Maar goed, Devon is dus bij Ingrid. “They could be rubbing their pussies together”, zegt Ernst met het slechtste Duitse accent dat ooit in een televisieserie is uitgezonden. Ernst is deze aflevering het slechte geweten van Richie: waarom heeft hij die receptioniste nooit gepaald? En dus stormt hij de vergadering uit om de daad bij het woord te voegen, maar op een rantsoen van drie dagen coke wordt dat natuurlijk niks. Dan haalt hij een nieuwe voorraad drugs uit de beha van Jamie en is het tijd om de zoektocht voort te zetten. Opeens herinnert hij zich de bat mitsva van het dochtertje van Zak. Uren later komt hij binnenstormen, uiteraard alleen om ruzie te zoeken. Voor de deur van een club komt hij Andy Warhol tegen, die ook nog maar even tegen de grond geslagen wordt (Serieus, zou iemand daarmee ooit weggekomen zijn?).

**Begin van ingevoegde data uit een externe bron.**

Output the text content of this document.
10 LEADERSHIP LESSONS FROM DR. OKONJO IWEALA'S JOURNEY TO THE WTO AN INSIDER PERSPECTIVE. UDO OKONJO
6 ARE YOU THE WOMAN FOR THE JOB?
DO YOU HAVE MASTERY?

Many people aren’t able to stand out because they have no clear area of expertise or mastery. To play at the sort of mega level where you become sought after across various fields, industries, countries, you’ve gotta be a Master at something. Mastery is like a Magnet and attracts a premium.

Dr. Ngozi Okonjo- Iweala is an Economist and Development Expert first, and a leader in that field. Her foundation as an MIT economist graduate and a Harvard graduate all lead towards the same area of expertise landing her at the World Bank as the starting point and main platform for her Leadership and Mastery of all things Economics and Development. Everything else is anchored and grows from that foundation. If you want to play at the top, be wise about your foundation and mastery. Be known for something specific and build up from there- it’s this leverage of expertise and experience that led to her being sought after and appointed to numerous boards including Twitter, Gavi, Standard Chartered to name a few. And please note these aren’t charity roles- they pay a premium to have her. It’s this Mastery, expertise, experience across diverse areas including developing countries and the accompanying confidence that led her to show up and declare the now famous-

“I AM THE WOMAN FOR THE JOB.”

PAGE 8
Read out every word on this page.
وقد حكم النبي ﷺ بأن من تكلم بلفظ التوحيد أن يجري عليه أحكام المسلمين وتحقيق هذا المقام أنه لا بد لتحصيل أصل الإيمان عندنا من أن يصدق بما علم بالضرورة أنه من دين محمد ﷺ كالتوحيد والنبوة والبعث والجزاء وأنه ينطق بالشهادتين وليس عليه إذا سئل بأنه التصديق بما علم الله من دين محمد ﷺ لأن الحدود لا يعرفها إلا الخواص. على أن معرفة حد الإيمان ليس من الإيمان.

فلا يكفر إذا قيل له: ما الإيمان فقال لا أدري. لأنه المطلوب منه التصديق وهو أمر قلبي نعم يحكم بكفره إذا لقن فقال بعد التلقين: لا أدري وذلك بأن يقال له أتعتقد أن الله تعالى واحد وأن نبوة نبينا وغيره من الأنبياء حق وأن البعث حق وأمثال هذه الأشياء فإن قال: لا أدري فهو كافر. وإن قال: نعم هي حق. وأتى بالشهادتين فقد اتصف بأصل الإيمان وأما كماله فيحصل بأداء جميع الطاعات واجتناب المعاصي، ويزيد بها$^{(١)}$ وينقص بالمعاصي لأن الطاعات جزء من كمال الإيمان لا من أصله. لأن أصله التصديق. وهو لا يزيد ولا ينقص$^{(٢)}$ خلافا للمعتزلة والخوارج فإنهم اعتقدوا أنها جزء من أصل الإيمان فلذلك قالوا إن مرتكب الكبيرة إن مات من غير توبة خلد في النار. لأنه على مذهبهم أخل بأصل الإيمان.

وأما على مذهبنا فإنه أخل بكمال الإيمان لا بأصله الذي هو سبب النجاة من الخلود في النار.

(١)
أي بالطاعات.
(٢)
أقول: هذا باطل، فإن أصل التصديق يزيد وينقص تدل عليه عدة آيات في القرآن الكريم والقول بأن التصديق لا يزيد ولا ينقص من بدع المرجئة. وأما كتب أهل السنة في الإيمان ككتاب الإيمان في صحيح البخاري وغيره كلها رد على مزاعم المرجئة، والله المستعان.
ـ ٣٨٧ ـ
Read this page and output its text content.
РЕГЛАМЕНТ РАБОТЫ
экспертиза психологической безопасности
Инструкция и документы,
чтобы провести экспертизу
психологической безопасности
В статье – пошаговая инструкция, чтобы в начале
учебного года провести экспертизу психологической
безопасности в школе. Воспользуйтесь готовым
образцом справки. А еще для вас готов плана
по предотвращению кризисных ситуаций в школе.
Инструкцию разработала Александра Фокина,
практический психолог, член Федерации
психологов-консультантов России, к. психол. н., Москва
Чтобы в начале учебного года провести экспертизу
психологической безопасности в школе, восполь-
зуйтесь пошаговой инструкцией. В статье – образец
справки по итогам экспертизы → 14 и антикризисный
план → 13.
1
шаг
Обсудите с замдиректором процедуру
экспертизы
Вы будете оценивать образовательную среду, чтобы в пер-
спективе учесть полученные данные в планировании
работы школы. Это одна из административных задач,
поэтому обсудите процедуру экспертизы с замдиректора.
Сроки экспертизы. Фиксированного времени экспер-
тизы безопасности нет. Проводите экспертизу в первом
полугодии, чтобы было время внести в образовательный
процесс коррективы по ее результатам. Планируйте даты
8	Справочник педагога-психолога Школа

Overal duikt intussen Ernst op, die zich een bult lacht om de ellende van Richie. Een beetje ervaren kijker heeft het inmiddels wel door: Ernst is een denkbeeldige vriend. Ernst is namelijk om het leven gekomen in een auto-ongeluk en Richie was de dronken chauffeur. Dus dat is waarom Devon zich aan het eind van de aflevering rot schrikt als hij vertelt dat hij “met Ernst op stap was”. Ze neemt de kinderen deze keer mee en lijkt nu definitief weg.

Als het er niet zo dik bovenop had gelegen (hoeveel films zijn er wel niet gemaakt met een variant van dit plot), had het misschien wel gewerkt. Maar het blijft gewoon te vervelend om een hele aflevering lang naar Richie Finestra te kijken: een clichématige, doorgesnoven, getroebleerde hoofdpersoon die geen enkele sympathie opwekt. “Richie is een goede man”, herinnert Ingrid Devon. Maar dat wordt op geen enkele manier duidelijk in Vinyl, ook niet in de flashbacks. Gelukkig zijn er The Nasty Bits nog als komische noot, hoewel dat waarschijnlijk maar ten dele zo bedoeld is. Kip moest vorige week zijn gitarist lozen vindt alle potentiële vervangers die het label voorstelt ruk. Uiteindelijk duikt hij zelf maar een nieuwe op in een muziekwinkel. Ze jatten allebei een gitaar, het ijs is gebroken - ook dit verhaal is trouwens gebaseerd op Sex Pistols-historie, net als zowat de hele band tot dusver. En er is Andrea Zito, die American Century er ongetwijfeld weer bovenop gaat helpen, ergens in de toekomst. Maar of Vinyl zelf nog gered kan worden? Dat lijkt steeds onwaarschijnlijker.